A popular PC gaming service which
“hijacked” its users PCs to mine Bitcoins by serving up malware
alongside its official PC software has paid out $1m in an official
settlement.
“These defendants illegally hijacked thousands of people’s
personal computers without their knowledge or consent, and in doing so
gained the ability to monitor their activities, mine for virtual
currency that had real dollar value, and otherwise invade and damage
their computers,” said New Jersey’s acting attorney general John
Hoffman, according to the BBC’s report.
The company, E-Sports Entertainment (ESEA), served up
malware which used PCs to mine Bitcoins, an attack which earned $3,602.
The malware was delivered surreptitiously alongside the company’s
official client. The company said that the incident was the work of one
former employee, whose contract was terminated in the wake of the
incident, according to The Inquirer.
“The press release issued by the Attorney General about our
settlement represents a deep misunderstanding of the facts of the case,
the nature of our business, and the technology in question,” ESEA said on its blog.
“Moving forward, it is our intent to provide our community
with confidence that ESEA will be taking every possible step to protect
your privacy,” the company said, “The employee who was responsible for
the Bitcoin incident was terminated, and we are taking steps to ensure
that nothing like this can happen again.”
The hidden Bitcoin-mining process was discovered by users
after they noticed PC graphics cards were still working while the
machines were idle.
“In the past two days I’ve noticed when my computer was
idle, my GPU usage was hovering 90%+ with temps in the high 60s low 70s
(hot for my card),” one gamer wrote in a post on the company forums, as reported by We Live Security here.
“Turns out for the past 2 days, my computer has been farming bitcoins for someone in the ESEA community.”
The company initially dismissed the incident as an April
Fool’s joke gone wrong.
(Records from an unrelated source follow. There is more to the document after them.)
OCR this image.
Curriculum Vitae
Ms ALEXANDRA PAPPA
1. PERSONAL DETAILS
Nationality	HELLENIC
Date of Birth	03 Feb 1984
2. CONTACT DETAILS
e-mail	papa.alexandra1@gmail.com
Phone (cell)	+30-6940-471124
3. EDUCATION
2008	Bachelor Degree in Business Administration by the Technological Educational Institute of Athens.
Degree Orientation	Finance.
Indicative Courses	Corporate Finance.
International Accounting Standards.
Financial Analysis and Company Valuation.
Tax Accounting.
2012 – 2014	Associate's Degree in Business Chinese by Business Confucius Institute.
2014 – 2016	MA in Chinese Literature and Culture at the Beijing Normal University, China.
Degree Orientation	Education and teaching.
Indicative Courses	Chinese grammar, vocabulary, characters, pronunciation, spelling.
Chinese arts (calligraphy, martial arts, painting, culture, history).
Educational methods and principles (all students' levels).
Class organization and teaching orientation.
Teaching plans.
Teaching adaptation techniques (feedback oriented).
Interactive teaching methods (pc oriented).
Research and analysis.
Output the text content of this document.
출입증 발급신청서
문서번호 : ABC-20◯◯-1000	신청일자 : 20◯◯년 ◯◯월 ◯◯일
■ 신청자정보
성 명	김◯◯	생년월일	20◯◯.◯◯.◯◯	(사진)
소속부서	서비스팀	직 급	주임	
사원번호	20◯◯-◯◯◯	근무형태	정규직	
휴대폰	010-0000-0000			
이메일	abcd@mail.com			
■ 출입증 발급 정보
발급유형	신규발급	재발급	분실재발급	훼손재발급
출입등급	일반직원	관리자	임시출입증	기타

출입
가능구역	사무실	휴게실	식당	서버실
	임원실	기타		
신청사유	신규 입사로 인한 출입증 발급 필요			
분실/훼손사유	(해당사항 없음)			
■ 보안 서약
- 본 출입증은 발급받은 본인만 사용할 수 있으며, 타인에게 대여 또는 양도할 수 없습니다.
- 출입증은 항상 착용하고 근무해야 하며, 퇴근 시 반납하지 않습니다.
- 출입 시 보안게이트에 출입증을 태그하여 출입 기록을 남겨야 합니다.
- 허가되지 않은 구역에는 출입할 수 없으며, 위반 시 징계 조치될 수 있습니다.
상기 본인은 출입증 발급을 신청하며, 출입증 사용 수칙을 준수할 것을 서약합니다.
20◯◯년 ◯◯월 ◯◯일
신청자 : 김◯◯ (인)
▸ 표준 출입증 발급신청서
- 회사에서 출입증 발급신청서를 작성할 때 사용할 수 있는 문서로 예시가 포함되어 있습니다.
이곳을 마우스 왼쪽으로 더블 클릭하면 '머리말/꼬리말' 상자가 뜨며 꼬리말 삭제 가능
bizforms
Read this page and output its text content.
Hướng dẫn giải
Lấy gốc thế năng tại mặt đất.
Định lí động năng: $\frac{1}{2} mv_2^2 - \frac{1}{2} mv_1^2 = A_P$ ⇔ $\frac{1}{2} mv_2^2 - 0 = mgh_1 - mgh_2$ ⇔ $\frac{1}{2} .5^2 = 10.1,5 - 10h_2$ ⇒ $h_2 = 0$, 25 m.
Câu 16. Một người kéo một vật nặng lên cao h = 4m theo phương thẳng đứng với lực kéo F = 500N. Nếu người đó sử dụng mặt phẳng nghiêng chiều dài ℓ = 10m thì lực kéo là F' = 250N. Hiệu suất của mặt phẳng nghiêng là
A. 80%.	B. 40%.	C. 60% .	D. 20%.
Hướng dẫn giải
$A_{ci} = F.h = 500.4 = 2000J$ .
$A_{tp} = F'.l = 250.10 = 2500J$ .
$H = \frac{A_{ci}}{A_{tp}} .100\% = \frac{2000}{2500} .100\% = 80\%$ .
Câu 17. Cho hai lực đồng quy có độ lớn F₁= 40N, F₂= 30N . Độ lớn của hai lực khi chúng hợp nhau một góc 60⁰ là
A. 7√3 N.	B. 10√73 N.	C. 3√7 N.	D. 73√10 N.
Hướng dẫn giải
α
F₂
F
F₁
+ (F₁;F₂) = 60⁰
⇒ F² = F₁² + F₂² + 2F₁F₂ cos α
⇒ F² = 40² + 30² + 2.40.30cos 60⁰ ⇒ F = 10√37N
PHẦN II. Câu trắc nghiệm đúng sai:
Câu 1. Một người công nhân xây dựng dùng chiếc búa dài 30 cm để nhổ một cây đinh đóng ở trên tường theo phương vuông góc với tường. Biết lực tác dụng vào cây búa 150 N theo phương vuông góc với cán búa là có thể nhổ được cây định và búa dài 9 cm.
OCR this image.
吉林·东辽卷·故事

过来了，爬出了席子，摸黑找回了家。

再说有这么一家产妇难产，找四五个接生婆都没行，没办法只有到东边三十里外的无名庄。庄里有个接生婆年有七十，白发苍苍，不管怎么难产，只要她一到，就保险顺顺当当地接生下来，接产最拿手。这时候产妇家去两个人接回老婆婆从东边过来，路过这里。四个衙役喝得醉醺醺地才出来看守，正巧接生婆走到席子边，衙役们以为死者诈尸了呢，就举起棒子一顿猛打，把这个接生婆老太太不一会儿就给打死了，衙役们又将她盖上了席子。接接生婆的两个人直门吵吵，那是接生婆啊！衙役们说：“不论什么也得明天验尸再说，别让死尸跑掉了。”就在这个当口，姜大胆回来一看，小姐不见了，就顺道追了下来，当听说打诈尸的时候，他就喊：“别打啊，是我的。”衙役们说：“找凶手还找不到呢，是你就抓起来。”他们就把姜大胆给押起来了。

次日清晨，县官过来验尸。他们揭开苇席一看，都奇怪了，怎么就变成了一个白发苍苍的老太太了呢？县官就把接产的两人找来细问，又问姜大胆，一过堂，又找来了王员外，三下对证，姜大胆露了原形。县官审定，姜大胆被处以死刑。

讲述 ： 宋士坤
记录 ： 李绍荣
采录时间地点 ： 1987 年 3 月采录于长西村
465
But in a later post, co-founder Eric Thunberg
admitted that “this is way more shady than I originally thought.” A
client update was released which removed the Bitcoin-mining software.
David Harley, Senior Research Fellow at ESET said at the
time, “I remember a time when distributed processing was a pretty
specialized area that was sometimes used for volunteer initiatives like
SETI@home and various medical research projects.” .
“Along came malicious botnets that harnessed the
capabilities of virtual networks for resource-intensive attacks like
DDoS and captcha-breaking. I suppose it was inevitable that the bad guys
would try harnessing the spare (and not so spare) processing capacity
of victim machines as a way of exploiting the much-abused Bitcoin
currency.”
ESET Malware Researcher Robert Lipovsky wrote in an earlier We Live
Security post that Bitcoin and other crypto-currencies are being
targeted by cybercriminals this year.“There are numerous malware families today that either perform Bitcoin mining or directly steal the contents of victims’ Bitcoin wallets, or both,” Lipovsky writes.